Skills development is the most important indicator in government's balanced black economic empowerment (BEE) scorecard. (See table on Skills Development.)
Conservative economist Paul Krugman says there is nothing miraculous about the so-called Asian miracle. Between 1966 and 1990 the Singaporean economy grew by 8,5%/year; per capita income grew at 6,6%/year, roughly doubling every decade. However, all of Singapore's growth can be explained by increases in measured inputs: growth in employment, the education level of the workforce and the stock of physical capital. There is no sign of increased efficiency.
The employed share of the population surged from 27% to 51%; in 1966 more than half the workforce had no education; by 1990 two-thirds had completed secondary education. The country had an enormous investment in physical capital; investment as a share of output rose from 11% to more than 40%. All the growth was achieved through the mobilisation of human and physical capital, Krugman argues.
In SA, 10 years after democracy, the country is still struggling to overcome the apartheid legacy.
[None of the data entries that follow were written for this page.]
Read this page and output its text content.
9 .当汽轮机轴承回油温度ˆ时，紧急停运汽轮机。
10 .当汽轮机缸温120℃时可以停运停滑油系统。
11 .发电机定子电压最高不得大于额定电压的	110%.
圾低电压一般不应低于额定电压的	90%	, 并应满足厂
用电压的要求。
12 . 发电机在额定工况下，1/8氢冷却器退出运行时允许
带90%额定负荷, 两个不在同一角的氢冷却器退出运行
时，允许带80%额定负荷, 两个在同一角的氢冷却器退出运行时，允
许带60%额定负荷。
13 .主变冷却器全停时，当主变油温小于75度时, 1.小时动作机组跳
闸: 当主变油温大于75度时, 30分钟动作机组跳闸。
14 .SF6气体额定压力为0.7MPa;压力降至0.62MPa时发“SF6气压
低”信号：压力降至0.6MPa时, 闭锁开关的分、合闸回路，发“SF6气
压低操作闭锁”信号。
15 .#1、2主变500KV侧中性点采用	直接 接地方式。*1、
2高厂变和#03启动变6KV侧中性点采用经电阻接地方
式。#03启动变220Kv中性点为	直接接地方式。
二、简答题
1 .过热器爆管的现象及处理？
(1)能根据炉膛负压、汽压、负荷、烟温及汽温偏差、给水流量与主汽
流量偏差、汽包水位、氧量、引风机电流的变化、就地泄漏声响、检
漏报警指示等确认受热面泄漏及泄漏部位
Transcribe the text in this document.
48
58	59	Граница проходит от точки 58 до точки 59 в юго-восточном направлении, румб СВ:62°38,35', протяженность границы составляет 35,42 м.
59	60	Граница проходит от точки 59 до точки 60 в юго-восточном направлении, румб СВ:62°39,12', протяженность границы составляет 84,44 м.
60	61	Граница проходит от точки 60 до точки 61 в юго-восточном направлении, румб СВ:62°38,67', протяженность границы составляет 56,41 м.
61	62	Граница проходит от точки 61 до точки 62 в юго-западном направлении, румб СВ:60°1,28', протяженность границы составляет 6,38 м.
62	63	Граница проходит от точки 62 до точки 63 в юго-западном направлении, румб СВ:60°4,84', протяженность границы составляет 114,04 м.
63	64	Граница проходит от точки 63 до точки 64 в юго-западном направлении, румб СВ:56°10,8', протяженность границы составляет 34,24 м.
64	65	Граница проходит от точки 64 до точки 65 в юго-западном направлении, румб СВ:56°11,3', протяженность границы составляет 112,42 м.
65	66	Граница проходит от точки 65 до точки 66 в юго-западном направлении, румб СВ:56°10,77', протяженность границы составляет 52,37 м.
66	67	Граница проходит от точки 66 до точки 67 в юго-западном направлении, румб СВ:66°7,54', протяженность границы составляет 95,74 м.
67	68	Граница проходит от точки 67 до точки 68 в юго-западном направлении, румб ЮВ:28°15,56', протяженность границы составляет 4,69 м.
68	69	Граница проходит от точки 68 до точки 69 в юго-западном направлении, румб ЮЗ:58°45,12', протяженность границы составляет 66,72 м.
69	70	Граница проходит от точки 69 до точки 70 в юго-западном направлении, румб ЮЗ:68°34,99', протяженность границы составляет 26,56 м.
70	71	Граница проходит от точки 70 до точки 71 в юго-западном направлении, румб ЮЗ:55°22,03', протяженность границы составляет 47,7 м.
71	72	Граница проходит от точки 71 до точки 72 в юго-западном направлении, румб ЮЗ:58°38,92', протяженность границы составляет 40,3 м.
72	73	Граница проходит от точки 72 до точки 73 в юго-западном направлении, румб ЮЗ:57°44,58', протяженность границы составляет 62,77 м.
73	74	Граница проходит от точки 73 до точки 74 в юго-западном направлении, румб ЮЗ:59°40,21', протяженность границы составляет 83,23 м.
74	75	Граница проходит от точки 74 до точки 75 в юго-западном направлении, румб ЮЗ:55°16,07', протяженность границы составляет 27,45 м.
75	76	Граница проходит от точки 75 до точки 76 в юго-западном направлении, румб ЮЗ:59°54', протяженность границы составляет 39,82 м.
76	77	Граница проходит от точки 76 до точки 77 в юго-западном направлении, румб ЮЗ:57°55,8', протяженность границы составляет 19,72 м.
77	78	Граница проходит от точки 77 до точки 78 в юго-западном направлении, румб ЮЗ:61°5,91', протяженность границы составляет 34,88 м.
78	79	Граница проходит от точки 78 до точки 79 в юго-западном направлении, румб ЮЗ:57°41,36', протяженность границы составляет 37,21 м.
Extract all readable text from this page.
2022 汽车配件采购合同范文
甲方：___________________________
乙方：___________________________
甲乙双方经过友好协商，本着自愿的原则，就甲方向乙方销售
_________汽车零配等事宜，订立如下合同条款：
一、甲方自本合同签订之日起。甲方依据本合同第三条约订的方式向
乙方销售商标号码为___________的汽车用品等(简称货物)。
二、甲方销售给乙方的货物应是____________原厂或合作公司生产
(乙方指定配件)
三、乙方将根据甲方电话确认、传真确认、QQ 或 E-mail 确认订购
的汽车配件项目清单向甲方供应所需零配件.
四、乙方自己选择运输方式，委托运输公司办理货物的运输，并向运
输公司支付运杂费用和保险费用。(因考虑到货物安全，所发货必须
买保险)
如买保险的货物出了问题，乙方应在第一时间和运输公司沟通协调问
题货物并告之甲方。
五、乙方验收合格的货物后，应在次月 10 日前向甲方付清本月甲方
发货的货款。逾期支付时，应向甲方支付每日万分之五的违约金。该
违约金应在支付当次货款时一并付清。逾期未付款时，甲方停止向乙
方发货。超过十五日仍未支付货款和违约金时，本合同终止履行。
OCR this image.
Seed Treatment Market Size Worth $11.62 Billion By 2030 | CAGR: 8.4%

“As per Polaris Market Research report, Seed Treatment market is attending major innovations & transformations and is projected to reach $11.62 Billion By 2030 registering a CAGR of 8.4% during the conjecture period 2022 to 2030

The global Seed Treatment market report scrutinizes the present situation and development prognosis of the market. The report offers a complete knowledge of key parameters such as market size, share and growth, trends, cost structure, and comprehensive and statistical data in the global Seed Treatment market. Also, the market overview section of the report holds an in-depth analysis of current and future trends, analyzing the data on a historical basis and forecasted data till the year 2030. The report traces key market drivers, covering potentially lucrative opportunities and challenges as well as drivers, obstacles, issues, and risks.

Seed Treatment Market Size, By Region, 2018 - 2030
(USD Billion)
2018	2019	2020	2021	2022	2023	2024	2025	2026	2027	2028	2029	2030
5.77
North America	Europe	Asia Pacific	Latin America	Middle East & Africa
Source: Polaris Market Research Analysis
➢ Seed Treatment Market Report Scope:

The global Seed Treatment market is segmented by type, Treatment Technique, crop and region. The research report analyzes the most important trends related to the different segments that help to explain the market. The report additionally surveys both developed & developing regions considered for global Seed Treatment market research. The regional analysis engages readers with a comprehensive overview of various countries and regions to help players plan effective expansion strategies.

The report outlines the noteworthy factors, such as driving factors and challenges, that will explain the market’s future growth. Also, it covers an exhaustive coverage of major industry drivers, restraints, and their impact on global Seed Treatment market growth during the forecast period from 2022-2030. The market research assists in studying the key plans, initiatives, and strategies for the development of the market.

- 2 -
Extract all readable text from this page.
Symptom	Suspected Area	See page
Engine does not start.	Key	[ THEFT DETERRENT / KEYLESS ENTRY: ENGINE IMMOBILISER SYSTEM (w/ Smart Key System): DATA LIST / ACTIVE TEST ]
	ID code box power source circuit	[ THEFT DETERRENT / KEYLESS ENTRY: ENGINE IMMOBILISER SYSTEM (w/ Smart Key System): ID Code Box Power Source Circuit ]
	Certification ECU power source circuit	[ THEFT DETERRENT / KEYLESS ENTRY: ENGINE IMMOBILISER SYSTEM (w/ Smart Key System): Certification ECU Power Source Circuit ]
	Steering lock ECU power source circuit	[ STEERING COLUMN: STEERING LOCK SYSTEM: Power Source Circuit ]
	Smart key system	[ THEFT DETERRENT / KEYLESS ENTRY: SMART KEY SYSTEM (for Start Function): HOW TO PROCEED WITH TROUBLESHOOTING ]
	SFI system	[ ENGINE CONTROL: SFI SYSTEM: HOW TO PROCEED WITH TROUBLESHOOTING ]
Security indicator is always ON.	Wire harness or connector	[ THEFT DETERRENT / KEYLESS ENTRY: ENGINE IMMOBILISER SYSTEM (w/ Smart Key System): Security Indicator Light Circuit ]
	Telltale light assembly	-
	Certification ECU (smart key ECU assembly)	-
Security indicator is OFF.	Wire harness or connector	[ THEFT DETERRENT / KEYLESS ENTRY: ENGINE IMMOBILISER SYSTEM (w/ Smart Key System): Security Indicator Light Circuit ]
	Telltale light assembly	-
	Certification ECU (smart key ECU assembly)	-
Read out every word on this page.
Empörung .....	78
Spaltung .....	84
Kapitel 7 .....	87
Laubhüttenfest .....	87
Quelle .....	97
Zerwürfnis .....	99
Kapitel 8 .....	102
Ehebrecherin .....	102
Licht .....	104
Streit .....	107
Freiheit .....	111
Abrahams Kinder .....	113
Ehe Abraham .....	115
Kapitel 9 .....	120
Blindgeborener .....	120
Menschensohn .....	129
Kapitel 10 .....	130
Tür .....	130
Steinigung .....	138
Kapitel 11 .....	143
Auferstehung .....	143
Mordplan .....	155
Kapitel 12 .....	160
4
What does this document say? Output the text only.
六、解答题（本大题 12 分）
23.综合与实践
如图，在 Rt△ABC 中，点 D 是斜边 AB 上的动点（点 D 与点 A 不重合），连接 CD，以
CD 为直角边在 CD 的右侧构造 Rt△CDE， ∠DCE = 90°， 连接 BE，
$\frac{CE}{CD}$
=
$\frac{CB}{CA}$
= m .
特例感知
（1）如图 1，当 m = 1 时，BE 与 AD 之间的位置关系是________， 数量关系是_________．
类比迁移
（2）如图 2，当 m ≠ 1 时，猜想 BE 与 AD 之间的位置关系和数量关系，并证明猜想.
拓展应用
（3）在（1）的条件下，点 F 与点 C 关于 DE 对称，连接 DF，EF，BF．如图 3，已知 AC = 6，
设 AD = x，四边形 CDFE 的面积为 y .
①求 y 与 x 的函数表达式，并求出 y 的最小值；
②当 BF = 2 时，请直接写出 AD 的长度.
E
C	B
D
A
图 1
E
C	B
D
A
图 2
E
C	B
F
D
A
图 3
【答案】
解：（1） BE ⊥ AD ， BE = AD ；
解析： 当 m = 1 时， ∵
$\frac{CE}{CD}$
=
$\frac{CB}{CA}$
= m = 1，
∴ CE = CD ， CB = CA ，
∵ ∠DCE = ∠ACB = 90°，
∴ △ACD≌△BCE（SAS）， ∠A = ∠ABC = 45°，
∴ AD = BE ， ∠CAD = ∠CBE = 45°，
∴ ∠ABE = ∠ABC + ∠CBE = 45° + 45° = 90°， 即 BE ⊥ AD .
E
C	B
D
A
According to the Economist World in 2004, 4,3m people in Singapore generated a GDP of US$95bn in 2003, equivalent to $22 230 per capita. In SA, 45m people generated a GDP of $154bn, equivalent to $3 310 per capita.
The reason is that the average Singaporean is well-educated and there is more capital employed per worker, which results in increased productivity (or output) per worker.
In SA, government's Ten Year Review says: "Approximately 71% of the population over 20 years of age has not completed secondary schooling. This finding is significant in terms of the impact of human capital on employment."
The flip side of this statistic is that 70% of economically active black Africans do not have a formal-sector job.
About 50% of black Africans are unemployed while 20% eke out a living in the informal sector where they add little value to the economy. Of those black Africans who are employed in the formal sector, 80% earn less than R2 500/month. According to the February 2002 Labour Force Survey, 89% of the population of working age does not have work-related training. For the employed population the figure is 85%. Therefore, BEE must be about increasing the amount of economic value added (or productivity) of black South Africans and moving millions of people from zero and low-productivity activities towards medium- to high-productivity activities.
However, on the supply side, the Ten Year Review says: "It should be noted that there has been a decrease (since 1994) in the absolute number of matriculants due to the implementation of tighter progression standards at lower levels and limitations on repeaters."
In 2002, fewer than 6 000 African learners graduated with a higher-grade maths pass. At this rate of output, it will be impossible for many sectors to meet the targets being negotiated in more than a dozen sectors of the economy.
In the private sector, SA spends less than 1% of GDP on training compared with 6% in the US and 10% in Japan, according to the University of SA's Bureau for Market Research.
In this Top Empowerment Companies report only seven companies spent 5% or more of payroll, on skills training (see table).
In the US, companies spend on average 4% of basic salaries and wages, which is lower than the total payroll.
The HR manager of a large listed company says SA's new legal and institutional framework for skills development is a complex and convoluted maze of Greek and acronyms. "It took us a year to understand the whole thing. Most companies have adopted a policy of malicious compliance. They regard the payroll levy as a tax.
"On the other side, the institutions spent the past five years developing the capacity to deliver.
"There is also a gap for training courses at the senior and executive levels," she says.
However, the HR manager now believes the system is beginning to work. "Companies are beginning to see the benefits. The institutions must now deliver outputs that are in line with the national skills development strategy."
The new institutional framework for training may well deliver results over the next decade. A bigger challenge is to equip millions of unemployed and underemployed people with the skills to participate in the economy.